Can founders negotiate the contract themselves or should they hire lawyers?
First, a business agreement between the investor and the startup should arise. We try to set the most standard terms, but it is legitimate for the other party to consult with their lawyer on such important matters as the investment contract. What does not work well, however, is interference by lawyers in negotiating investment conditions from the outset. It often creates a lot of complications and a bad atmosphere.
When should startups consider looking for another seed investment?
It is wrong to look for an investment when the money is running out. Startups should begin communicating with potential investors very early on -- ideally after forming an idea and verifying basic preconditions for its implementation.
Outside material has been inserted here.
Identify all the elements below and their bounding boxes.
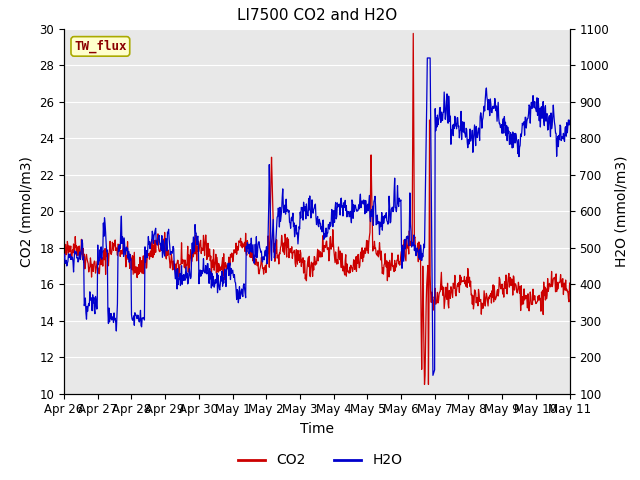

There is nothing better than having a network of investors around you who know who you are and how your startup is developing. These investors will already have confidence in your startup and will give you money without needing to check up on you because they know you well.
Should startups look for the second round of investment from the moment they receive the first round?
Certainly. One of the most common mistakes we notice is that startups neglect investor relations. They should focus more on investor marketing. When you are looking for a seed investment, 99% of investors will tell you that they like the idea, but you should call them when you have returns, customers or a certain number of users. While trying to reach these goals with a seed investor, you should maintain contacts with venture funds at the same time.
“Lukáš Foral is a co-founder and partner of VC Opifer. He has a wide range of competencies ranging from startup portfolio development to strategic partnerships and investor relationship management. His passion for startup development and discovering new talents is a lifestyle that brings a wide variety of new challenges that always require luck and courage. He keeps tabs on innovations in many fields, including their implementation and applications, which address the real needs of businesses and people and help improve quality of life.”